而姜寒夜却无所谓,反正这丫头再凶悍无礼的一面他都见过,特别是在余杭庄子上养伤的那十几天,他可是大大的惊讶了一番,现在早已适应了。
所以他看着赵墨白道:“王爷先来,想必有什么事已经和安然商量过了。那么就请王爷移步吧,姜九还有话要和安然说。”
赵墨白脸皮抽搐不已,没见过这么脸皮厚的男人,果然是行商的本性。
苏安然虽然现在不想单独面对姜寒夜,但还是觉得面对一个不想面对的人总比面对两个自己不想面对的人好。
又欠扁的说:“王爷要和我说的话已经说完了,现在请您回避吧,好走,不送!”
赵墨白这下气的青筋暴露了,这两个人配合的就像那什么?
夫唱妇随?
去他的夫唱妇随,赵墨白铁青着脸走了出去,真是窝火,抱着希望来,抱回一肚子气走,而他真正想对她说的话一句都没说出来。
要不是现在姜九那厮和自己有了合作,他绝对要将那厮的头颅拧下来当蹴鞠踢。
见碍眼的人终于走了,姜寒夜清淡的眼神刹那间黑沉了起来,“过来。”他对着苏安然招手。
苏安然看了他冷冷一笑,“我是你的奴隶吗?召之即来挥之即去?”
“发的什么脾气,只有你对我是召之即来挥之即去,现在还来倒打一耙。
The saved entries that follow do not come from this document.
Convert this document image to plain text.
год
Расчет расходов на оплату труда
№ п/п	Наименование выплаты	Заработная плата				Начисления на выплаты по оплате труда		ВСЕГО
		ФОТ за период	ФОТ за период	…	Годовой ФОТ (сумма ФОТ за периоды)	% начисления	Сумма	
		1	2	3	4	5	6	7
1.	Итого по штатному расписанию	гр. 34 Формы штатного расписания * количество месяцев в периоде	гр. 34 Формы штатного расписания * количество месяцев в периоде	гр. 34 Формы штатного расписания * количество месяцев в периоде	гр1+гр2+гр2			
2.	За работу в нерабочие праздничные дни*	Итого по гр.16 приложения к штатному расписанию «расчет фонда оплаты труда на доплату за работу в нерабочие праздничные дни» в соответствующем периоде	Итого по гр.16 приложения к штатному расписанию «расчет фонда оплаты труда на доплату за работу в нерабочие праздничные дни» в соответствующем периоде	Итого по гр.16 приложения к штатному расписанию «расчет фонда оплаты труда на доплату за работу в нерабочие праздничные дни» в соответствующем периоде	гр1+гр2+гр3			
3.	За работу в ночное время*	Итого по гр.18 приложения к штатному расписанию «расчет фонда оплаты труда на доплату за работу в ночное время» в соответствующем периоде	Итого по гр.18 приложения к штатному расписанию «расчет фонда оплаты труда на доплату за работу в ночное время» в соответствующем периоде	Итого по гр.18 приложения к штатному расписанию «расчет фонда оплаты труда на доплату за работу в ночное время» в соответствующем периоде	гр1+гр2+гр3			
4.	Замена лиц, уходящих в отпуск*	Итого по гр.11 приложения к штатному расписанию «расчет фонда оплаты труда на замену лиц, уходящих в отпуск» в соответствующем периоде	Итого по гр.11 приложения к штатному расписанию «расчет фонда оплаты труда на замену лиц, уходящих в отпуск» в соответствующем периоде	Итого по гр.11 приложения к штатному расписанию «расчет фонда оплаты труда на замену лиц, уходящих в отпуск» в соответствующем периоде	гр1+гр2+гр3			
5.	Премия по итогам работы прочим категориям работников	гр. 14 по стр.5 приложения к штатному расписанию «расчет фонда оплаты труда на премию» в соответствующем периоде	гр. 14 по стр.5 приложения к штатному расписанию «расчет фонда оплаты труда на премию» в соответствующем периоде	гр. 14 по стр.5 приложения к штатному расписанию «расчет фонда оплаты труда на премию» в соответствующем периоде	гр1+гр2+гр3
”姜寒夜凝了一下眉毛,淡淡的说。
这话什么意思?这个姜寒夜怎么几天不见阴阳怪气起来?像是换了一个人似得。
哪个对他召之即来挥之即去了?
“过来,”姜寒夜加重了声音,他声音一重,苏安然刹时觉得鼻子一酸,委屈起来。
他竟然对她大小声了,他以前从来不会这么大声的和她说话的,还是这种命令式的语气。
苏安然倔强的站在原地,抿着唇瓣,死命的忍着即将滑落的泪珠。